Though, I wasn’t nearly as entranced now by the TV as I’d been only minutes before.
Now all I could do was absently flip pages and wonder if Con was watching me or not.
I couldn’t chance looking at the man. He’d see me and immediately know that I couldn’t keep my eyes off of him.
And the man didn’t need any more ego stroking. It was plenty big enough already—just like other parts of his anatomy.
His arms.
Yeah, those were big.
“Almost done,” Tracy said. “Let me have the ball.”
I released it to her grip and allowed my eyes to flick up, only for my heart to fall when I didn’t see him watching me anymore.
Though, I knew that to be a lie.
I couldn’t see him anymore, but that wasn’t to say that he wasn’t watching me in some way. Likely he was watching by way of the security cameras that I could see sitting in the very corner of the room.
Why a blood donation place would have security cameras, I didn’t know.
Then a story popped into my mind from a couple of months ago. People were stealing the blood that’d been stored at the center, convinced that the blood wasn’t going to the hospitals like Worth Enterprises had assured the general population. Instead, they were convinced that the vampires were using it illegally for their own consumption, and the new human activists’ criminal population had resorted to stealing blood to prevent anything untoward happening with the blood.
The only thing they’d accomplished, though, had been causing a missed shipment of blood donation going to area hospitals, and two people dying when they couldn’t find the blood that they needed—blood that’d been supposed to be arriving on the truck that never came, thanks to the criminals.
“All righty, ma’am,” Tracy said as she unplugged and unhooked me. “All done. Now, I want you to make sure you grab some cookies and juice before you leave.”

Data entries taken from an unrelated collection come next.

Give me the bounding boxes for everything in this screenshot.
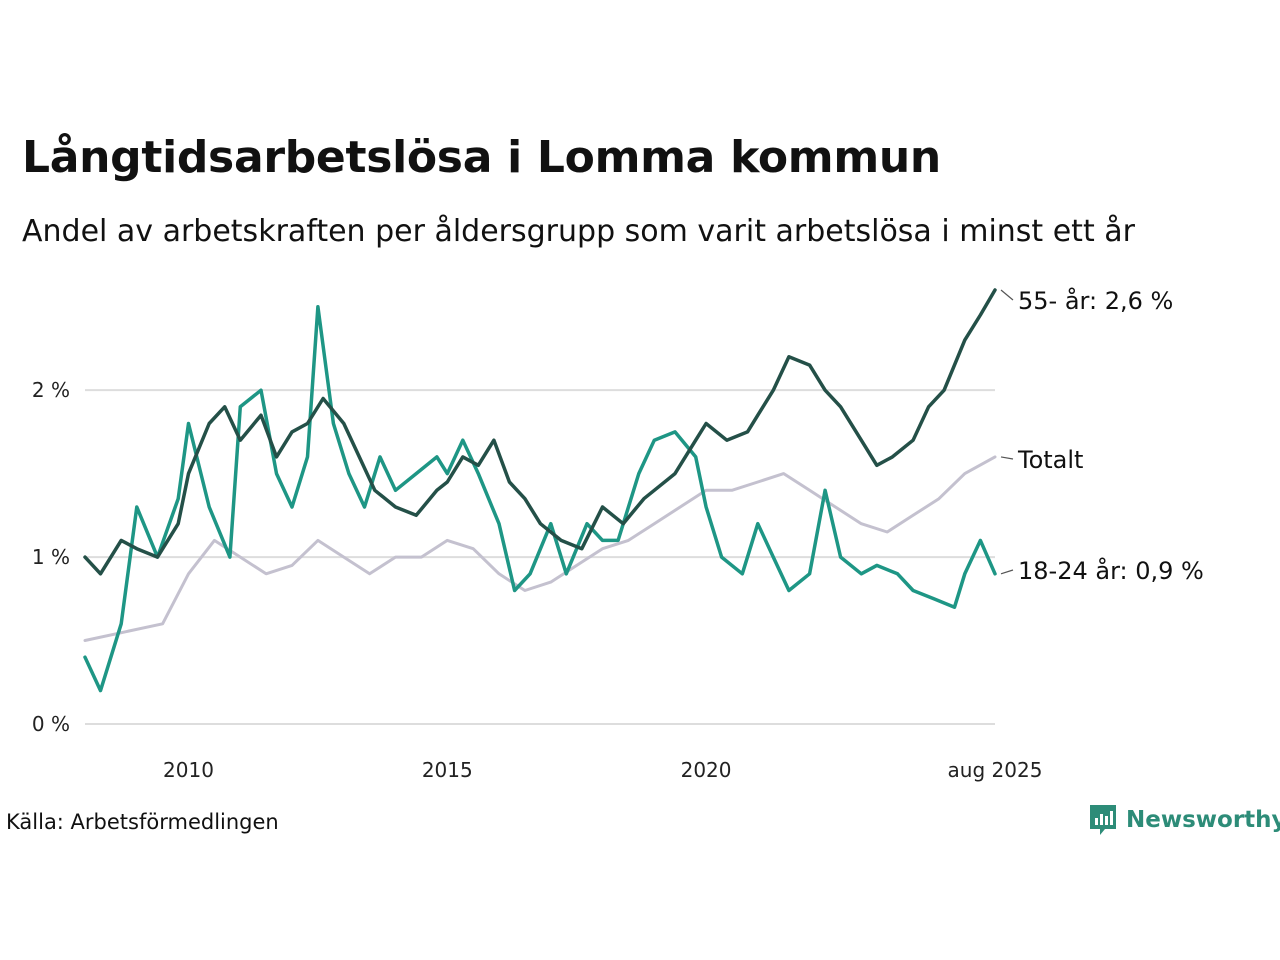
end-labels: Totalt 18-24 år: 0,9 % 55- år: 2,6 % (1000, 286, 1204, 585)
chart-title: Långtidsarbetslösa i Lomma kommun (22, 132, 941, 183)
series-line-0 (83, 455, 997, 642)
end-label-connector (1000, 289, 1014, 301)
x-axis-ticks: 2010 2015 2020 aug 2025 (163, 758, 1042, 782)
newsworthy-logo-icon (1090, 805, 1116, 835)
gridlines (85, 389, 995, 725)
y-tick-label: 2 % (32, 378, 70, 402)
series-end-label: 55- år: 2,6 % (1018, 286, 1173, 315)
x-tick-label: 2010 (163, 758, 214, 782)
series-lines (83, 288, 997, 693)
end-label-connector (1000, 569, 1014, 575)
y-tick-label: 1 % (32, 545, 70, 569)
x-tick-label: aug 2025 (948, 758, 1043, 782)
brand-logo[interactable]: Newsworthy (1088, 803, 1280, 837)
x-tick-label: 2015 (422, 758, 473, 782)
series-line-2 (83, 288, 997, 576)
y-tick-label: 0 % (32, 712, 70, 736)
chart-subtitle: Andel av arbetskraften per åldersgrupp s… (22, 214, 1135, 249)
source-note: Källa: Arbetsförmedlingen (6, 810, 279, 834)
x-tick-label: 2020 (681, 758, 732, 782)
series-end-label: Totalt (1017, 446, 1083, 474)
y-axis-ticks: 0 % 1 % 2 % (32, 378, 70, 736)
series-end-label: 18-24 år: 0,9 % (1018, 556, 1204, 585)
series-line-1 (83, 304, 997, 693)
end-label-connector (1000, 456, 1014, 460)
brand-name: Newsworthy (1126, 807, 1280, 833)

Yeah, no. I didn’t like the cookies, nor the juice that they offered.
I’d pick something up on the way to work.
Or would have had I not gotten to the parking lot and felt a wave of lightheadedness roll over me.
I had to catch myself on the car beside mine, and would’ve fallen forward had something strong and unyielding not gripped my arm to keep me from kissing the pavement.

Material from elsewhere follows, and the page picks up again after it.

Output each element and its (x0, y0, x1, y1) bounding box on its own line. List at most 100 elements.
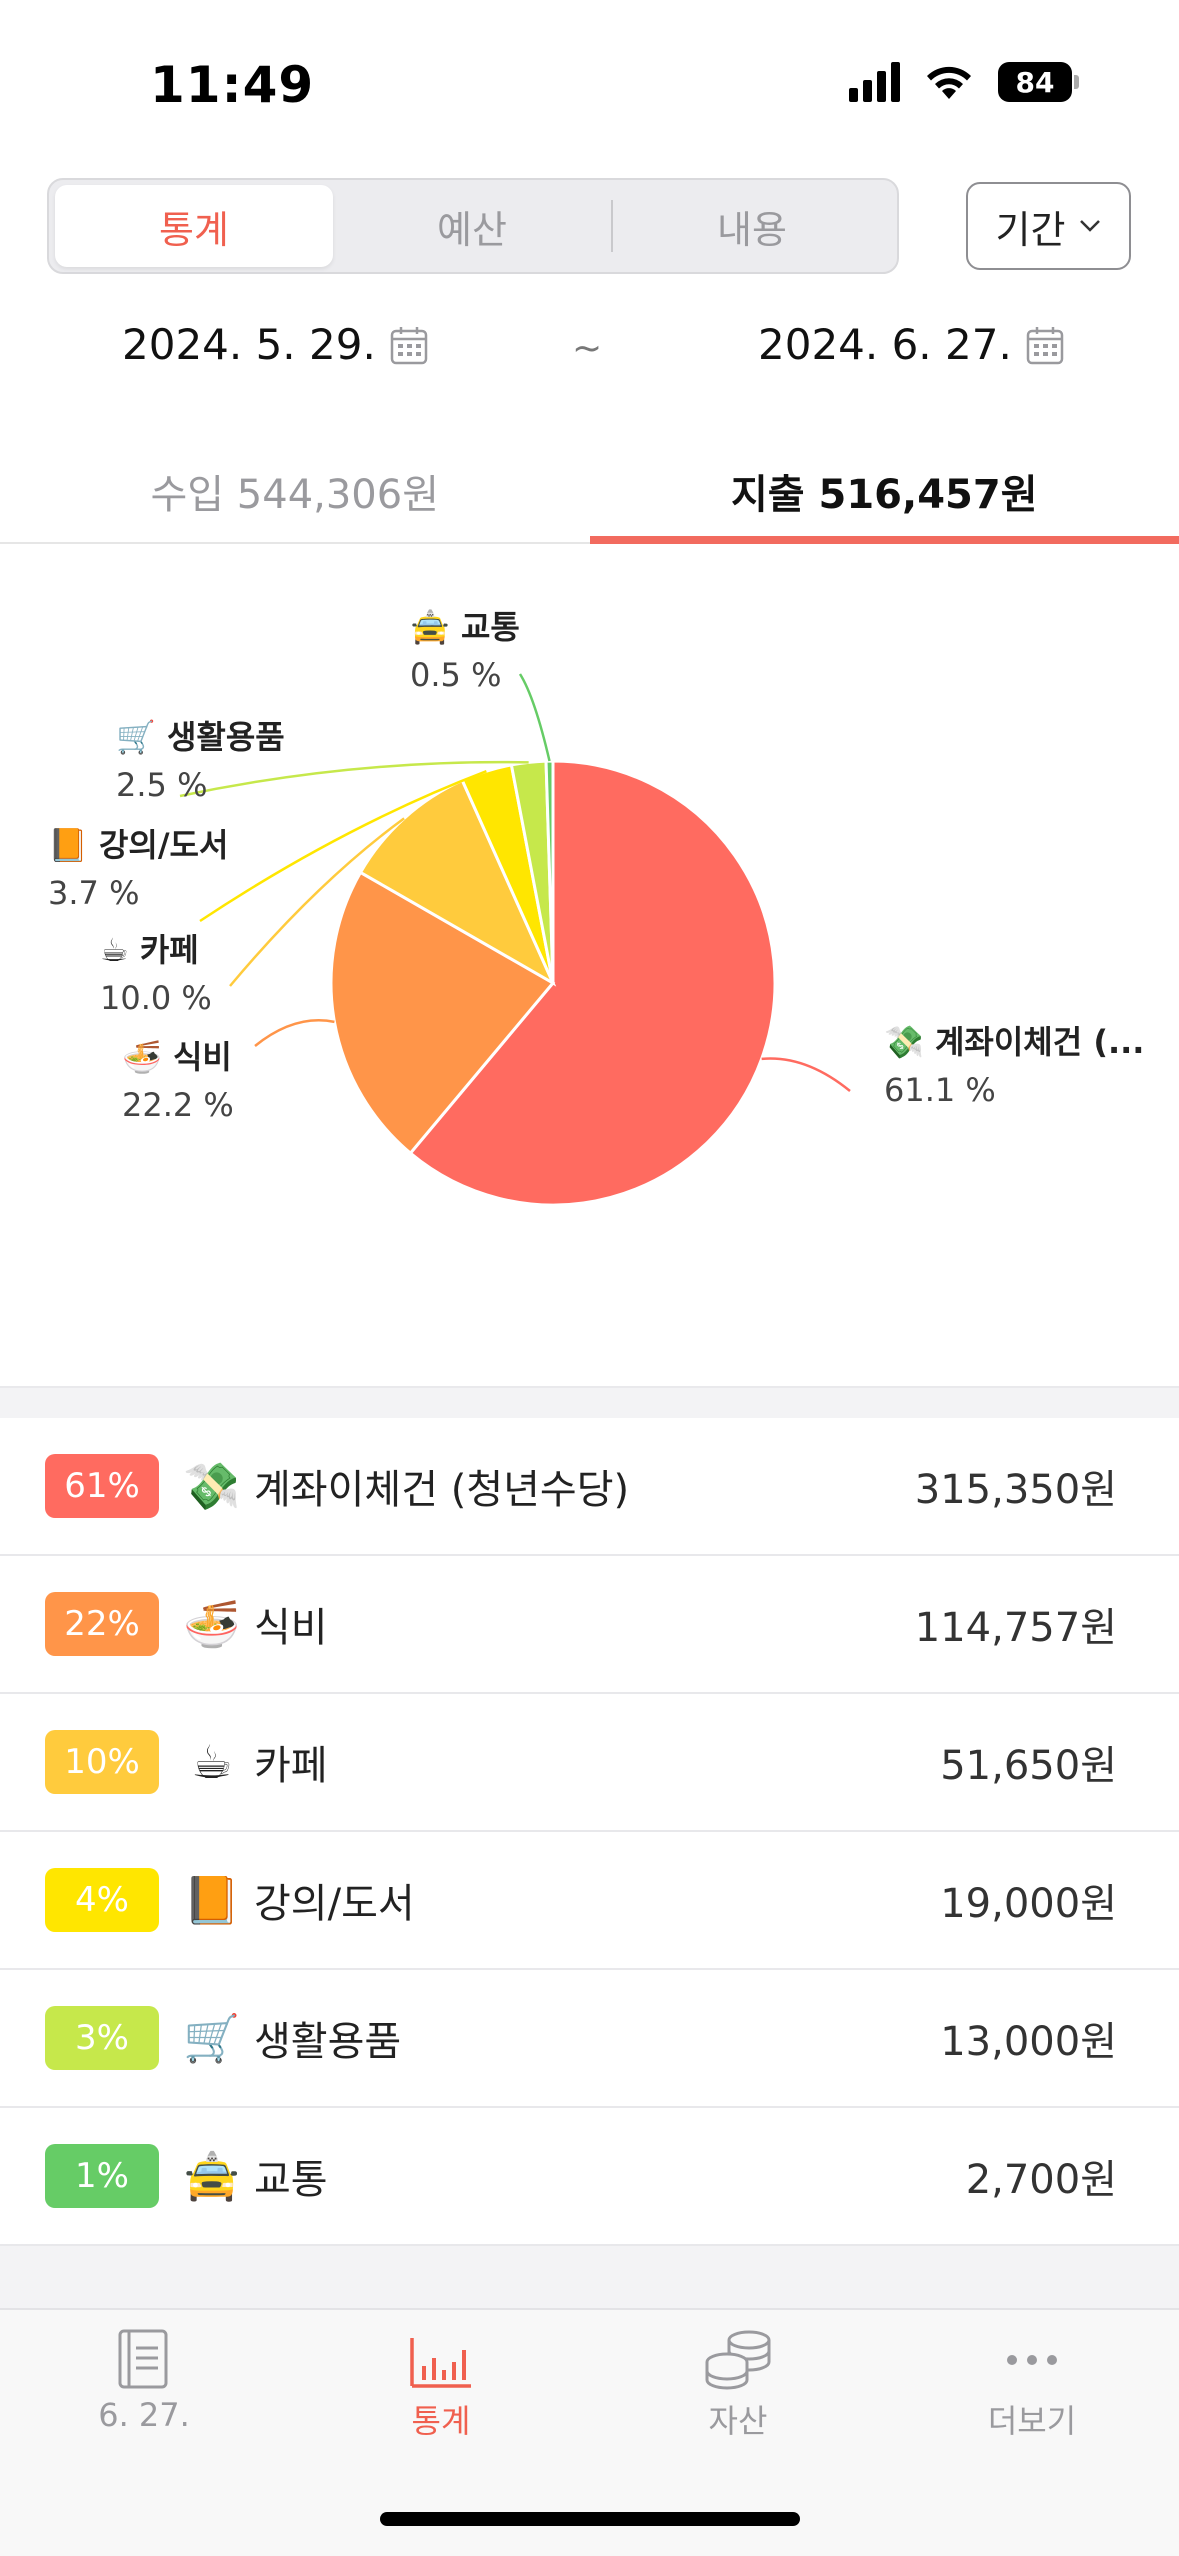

Looking down at the arm, I realized very quickly that the arm didn’t belong to anyone that I knew. It belonged to a well-dressed man in a pin-striped suit, and he looked really out of place in between the blood place and the McDonald’s.
“Hi,” I said. “Thank you.”
His smile was warm but calculating.
“You’re most welcome, ma’am,” came his syrupy sweet reply. “Do you need assistance to your car?”
I pulled away and would’ve backed up, but I ran into something immovable.
This time, I had no need to look up at the man at my back. I knew this one about as intimately as anyone could know someone.
And I instantly relaxed.
Whatever part of me that had been up in arms about the man that’d caught me from faceplanting was instantly at ease with Constantine at my back.
“Amari.”
That rumbled reply was directed to pin-striped guy, and I shivered at the cold look this ‘Amari’ shot Constantine.
“Hello, Mr. Worth,” Amari replied coolly. “I’m surprised to see you actually doing something for once.”
I blinked, surprised at the vehemence in the man’s voice that was directed toward Constantine, and of course, I was in the middle of it.